La indignación ciudadana no ha hecho más que crecer después de que se conociera que la explosión se debió a la deflagración de cerca de 3.000 toneladas de nitrato de amonio, que habían permanecido almacenadas en el puerto desde 2014 sin las debidas precauciones y por circunstancias aún sin aclarar.

"Más allá de la explosión (...) hoy hay una crisis política, moral, económica y financiera que ha durado varios meses, varios años, y esto implica fuertes iniciativas políticas", dijo Macron en una reunión con Aoun.

El presidente francés también se reunió con el primer ministro Hasan Diab y el jefe del Parlamento Nabih Berri y a todos les pidió que tomen "iniciativas políticas firmes para luchar contra la corrupción, para imponer transparencia, para llevar a cabo las reformas" que fueron sugeridas en la gran conferencia de donantes en París (CEDRE), celebrada en 2018.

Esas reformas incluyen la lucha contra la corrupción y la opacidad del sistema bancario, la mejora del sector energético para garantizar el suministro de luz y la adopción de un programa del Fondo Monetario Internacional (FMI), que el Líbano está negociando con el organismo desde mayo.

El presidente también anunció una conferencia de donantes para apoyar al Líbano en los próximos días asegurando que el dinero será "para la gente", las oeneges sobre el terreno y los grupos necesitados en el país.

Según Macron, ahora es el momento de "reconstruir la confianza y la esperanza" de los ciudadanos en sus gobernantes y eso supone "refundar un nuevo orden político".
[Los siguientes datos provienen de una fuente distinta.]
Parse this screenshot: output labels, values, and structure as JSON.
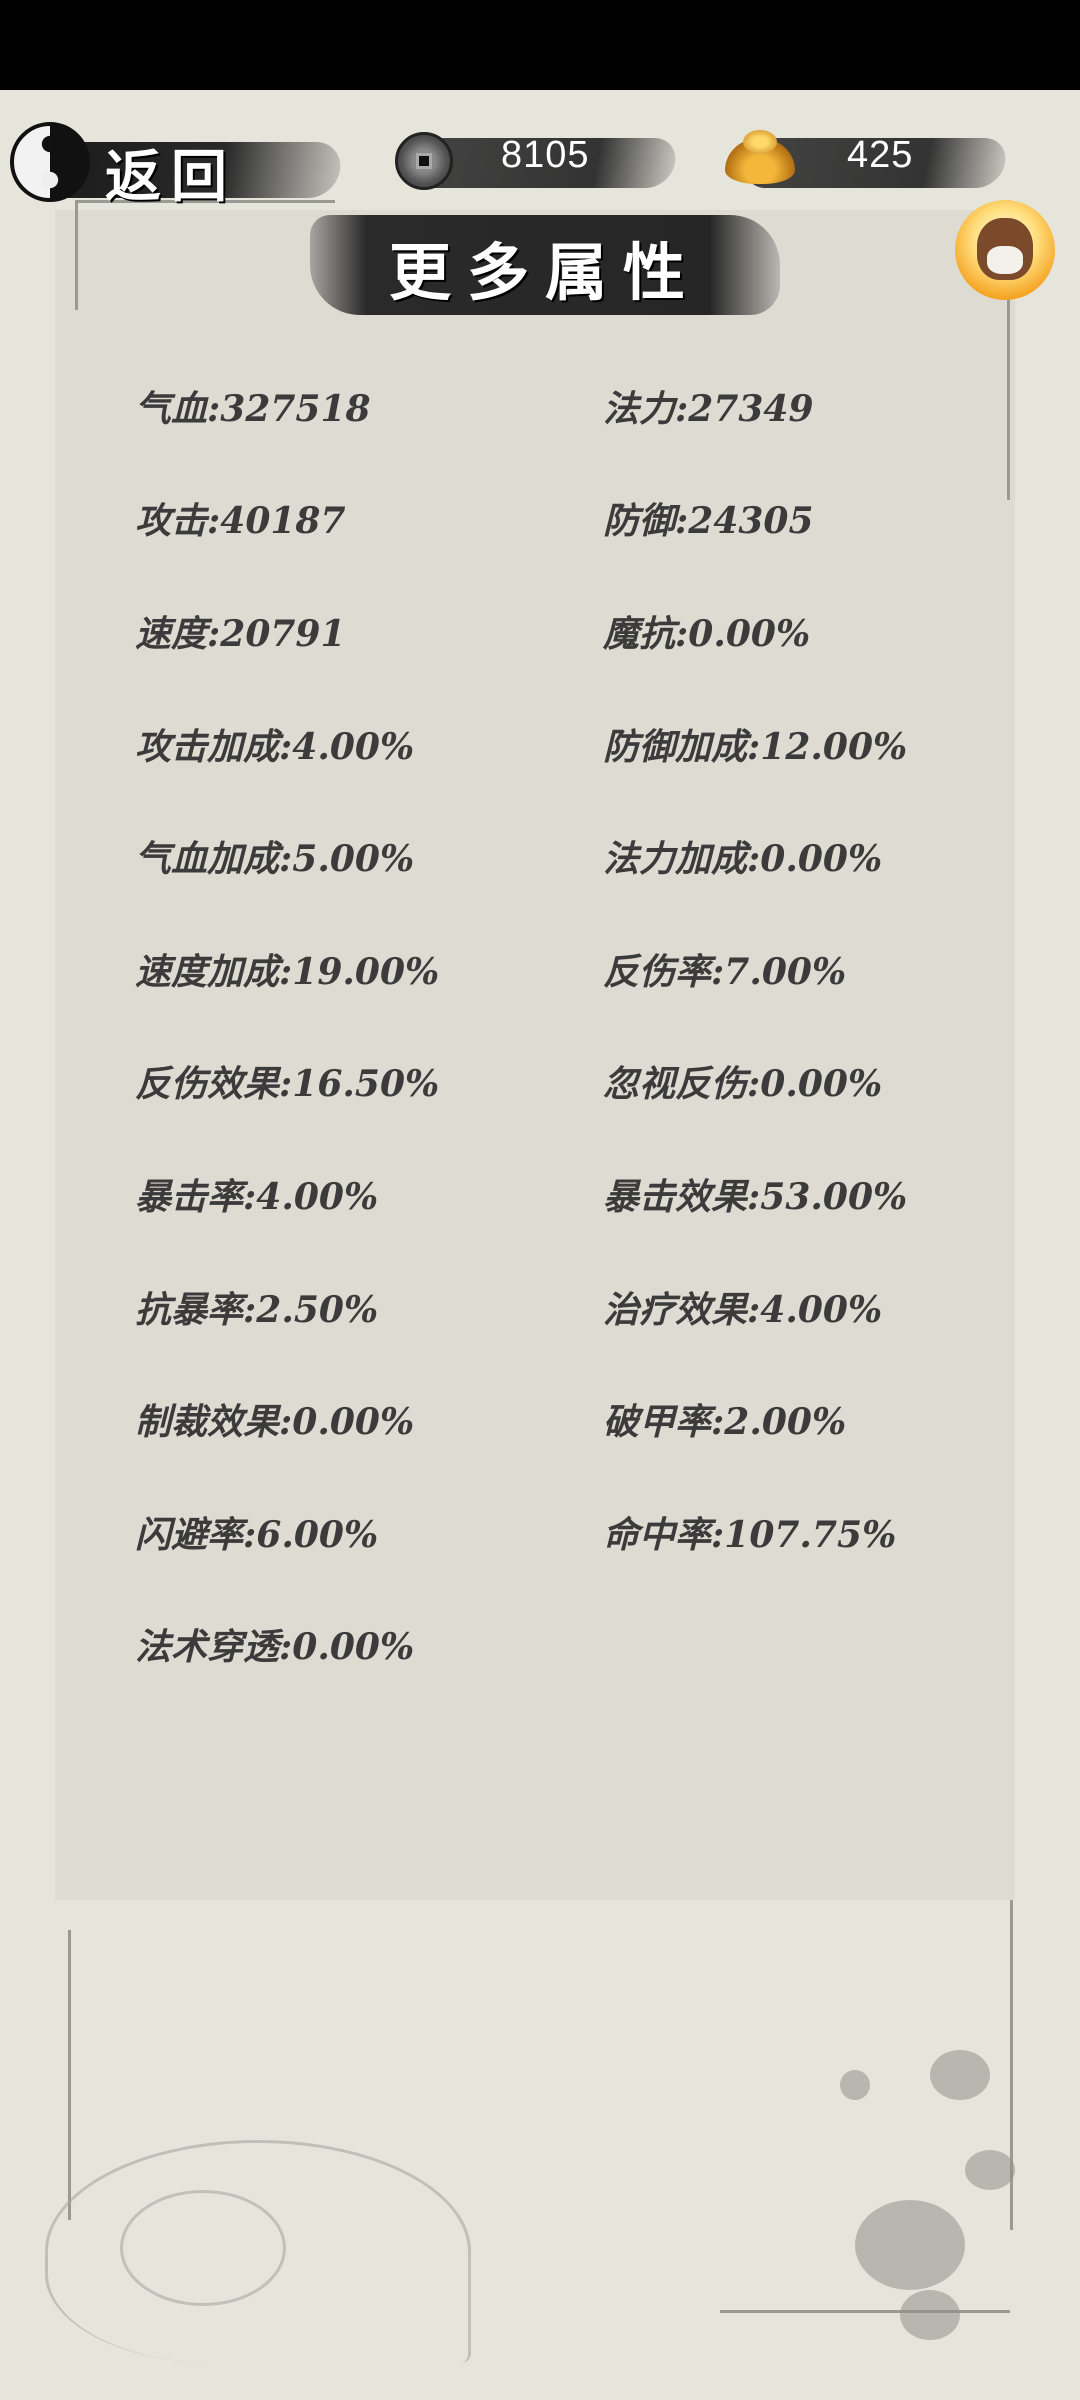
{
  "top_bar": {
    "back_label": "返回",
    "coins": "8105",
    "ingots": "425"
  },
  "page_title": "更多属性",
  "stats": [
    {
      "label": "气血:327518"
    },
    {
      "label": "法力:27349"
    },
    {
      "label": "攻击:40187"
    },
    {
      "label": "防御:24305"
    },
    {
      "label": "速度:20791"
    },
    {
      "label": "魔抗:0.00%"
    },
    {
      "label": "攻击加成:4.00%"
    },
    {
      "label": "防御加成:12.00%"
    },
    {
      "label": "气血加成:5.00%"
    },
    {
      "label": "法力加成:0.00%"
    },
    {
      "label": "速度加成:19.00%"
    },
    {
      "label": "反伤率:7.00%"
    },
    {
      "label": "反伤效果:16.50%"
    },
    {
      "label": "忽视反伤:0.00%"
    },
    {
      "label": "暴击率:4.00%"
    },
    {
      "label": "暴击效果:53.00%"
    },
    {
      "label": "抗暴率:2.50%"
    },
    {
      "label": "治疗效果:4.00%"
    },
    {
      "label": "制裁效果:0.00%"
    },
    {
      "label": "破甲率:2.00%"
    },
    {
      "label": "闪避率:6.00%"
    },
    {
      "label": "命中率:107.75%"
    },
    {
      "label": "法术穿透:0.00%"
    }
  ]
}
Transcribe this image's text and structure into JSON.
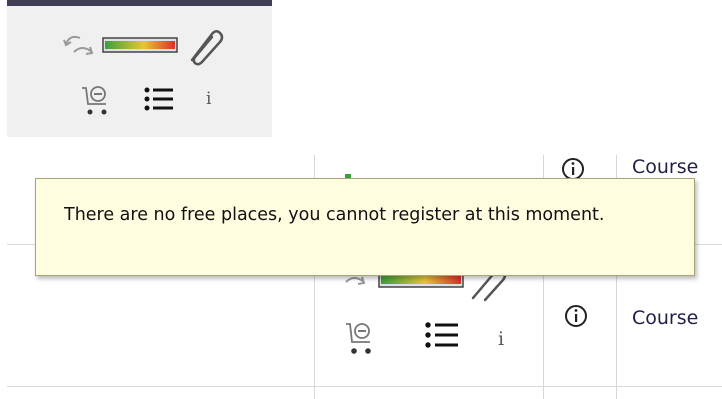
{
  "tooltip": {
    "text": "There are no free places, you cannot register at this moment."
  },
  "rows": [
    {
      "course_label": "Course"
    },
    {
      "course_label": "Course"
    }
  ],
  "icons": {
    "undo_redo": "undo-redo-icon",
    "rating_bar": "rating-gradient-bar",
    "attachment": "paperclip-icon",
    "cart_remove": "cart-remove-icon",
    "list": "list-icon",
    "info_letter": "info-letter-icon",
    "info_circle": "info-circle-icon"
  },
  "info_letter": "i",
  "colors": {
    "panel_border": "#3f3e54",
    "tooltip_bg": "#fffde0",
    "text": "#1f1f4a"
  }
}
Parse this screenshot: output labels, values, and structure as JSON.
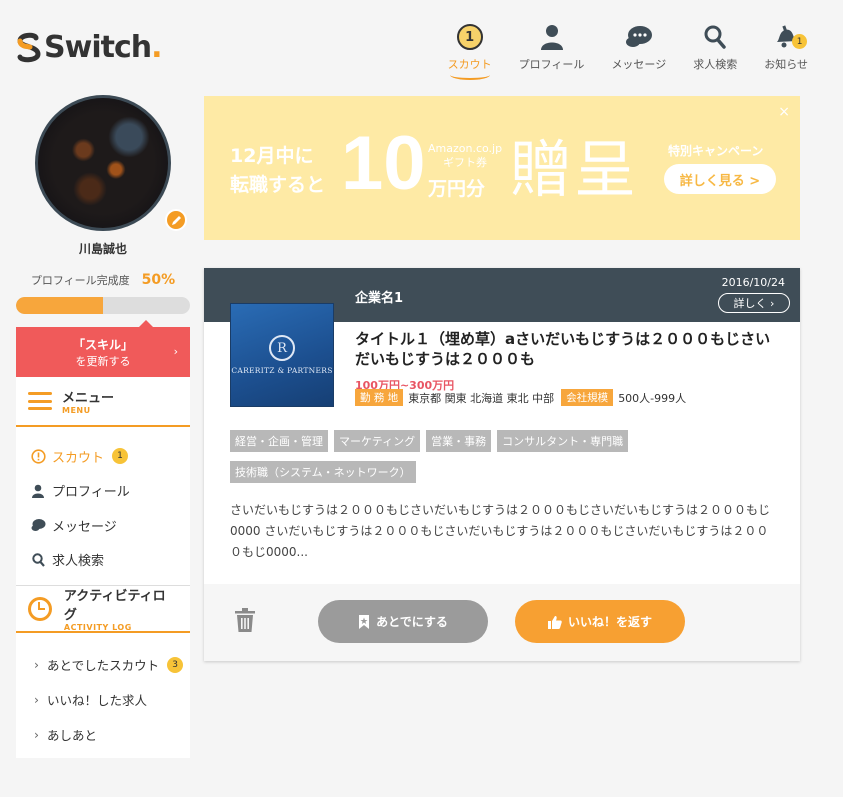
{
  "app": {
    "logo_text": "Switch",
    "logo_dot": "."
  },
  "topnav": [
    {
      "label": "スカウト",
      "icon": "scout-icon",
      "badge": "1"
    },
    {
      "label": "プロフィール",
      "icon": "user-icon"
    },
    {
      "label": "メッセージ",
      "icon": "chat-icon"
    },
    {
      "label": "求人検索",
      "icon": "search-icon"
    },
    {
      "label": "お知らせ",
      "icon": "bell-icon",
      "badge": "1"
    }
  ],
  "sidebar": {
    "user_name": "川島誠也",
    "profile_rate_label": "プロフィール完成度",
    "profile_rate_value": "50%",
    "profile_rate_fraction": 0.5,
    "skill_btn_line1": "「スキル」",
    "skill_btn_line2": "を更新する",
    "menu_title": "メニュー",
    "menu_sub": "MENU",
    "menu_items": [
      {
        "label": "スカウト",
        "icon": "alert-circle-icon",
        "badge": "1"
      },
      {
        "label": "プロフィール",
        "icon": "user-icon"
      },
      {
        "label": "メッセージ",
        "icon": "chat-icon"
      },
      {
        "label": "求人検索",
        "icon": "search-icon"
      }
    ],
    "activity_title": "アクティビティログ",
    "activity_sub": "ACTIVITY LOG",
    "activity_items": [
      {
        "label": "あとでしたスカウト",
        "badge": "3"
      },
      {
        "label": "いいね！した求人"
      },
      {
        "label": "あしあと"
      }
    ]
  },
  "banner": {
    "left_line1": "12月中に",
    "left_line2": "転職すると",
    "big_number": "10",
    "amazon_line1": "Amazon.co.jp",
    "amazon_line2": "ギフト券",
    "unit": "万円分",
    "big_text": "贈呈",
    "campaign": "特別キャンペーン",
    "button": "詳しく見る >",
    "close": "×"
  },
  "job": {
    "company": "企業名1",
    "date": "2016/10/24",
    "detail_btn": "詳しく",
    "logo_monogram": "R",
    "logo_name": "CARERITZ & PARTNERS",
    "title": "タイトル１（埋め草）aさいだいもじすうは２０００もじさいだいもじすうは２０００も",
    "salary": "100万円~300万円",
    "location_tag": "勤 務 地",
    "location": "東京都 関東 北海道 東北 中部",
    "scale_tag": "会社規模",
    "scale": "500人-999人",
    "tags": [
      "経営・企画・管理",
      "マーケティング",
      "営業・事務",
      "コンサルタント・専門職",
      "技術職（システム・ネットワーク）"
    ],
    "description": "さいだいもじすうは２０００もじさいだいもじすうは２０００もじさいだいもじすうは２０００もじ0000 さいだいもじすうは２０００もじさいだいもじすうは２０００もじさいだいもじすうは２０００もじ0000...",
    "later_btn": "あとでにする",
    "like_btn": "いいね！を返す"
  },
  "colors": {
    "accent": "#f49c24",
    "skill_red": "#f05a5a",
    "header_dark": "#3f4d57",
    "banner_bg": "#feeaa5"
  }
}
Destacó que la responsabilidad del Gobierno es "inmensa" y pasa por crear "un nuevo pacto político con el pueblo libanés en las próximas semanas", después de la tragedia que ha sacudido el país.

El Comité Internacional de la Cruz Roja (CICR) alertó hoy de que "el Líbano seguirá sintiendo durante largo tiempo los efectos de la explosión, ya que, además de las pérdidas de vidas humanas y los heridos, se ha quedado mucha gente sin hogar y sin su modo de vida".

La organización humanitaria recordó en un comunicado que la situación del país era "ya muy frágil, tras meses de crisis económica y de pandemia" del coronavirus.

El ya endeble sistema sanitario libanés se ha visto desbordado por los miles de heridos de la explosión y muchos países árabes y vecinos han enviado ayuda humanitaria, suministros médicos e incluso hospitales de campo.

También están llegando a Beirut equipos de rescate desde otros países, incluida España, porque aún hay muchos desparecidos bajo los escombros.

Además de la ayuda de emergencia, el Líbano necesitará apoyo posteriormente y por ello Macron prometió hoy que París organizará con los otros Estados europeos una conferencia internacional, mientras que la directora ejecutiva del FMI, Kristalina Georgieva, deseó que se desbloqueen las negociaciones con el país árabe.

"El FMI está explorando todas las formas posibles de apoyar al pueblo del Líbano. Es esencial superar el bloqueo en las conversaciones sobre reformas cruciales y aplicar un programa significativo para transformar la economía y construir responsabilidad y confianza en el futuro del país", dijo en un comunicado.

El Líbano negocia desde mayo con el FMI para obtener un paquete de 10.000 millones de dólares, pero para eso debe acometer reformas y mostrar una "unidad" -según Georgieva- que hasta el momento no ha conseguido.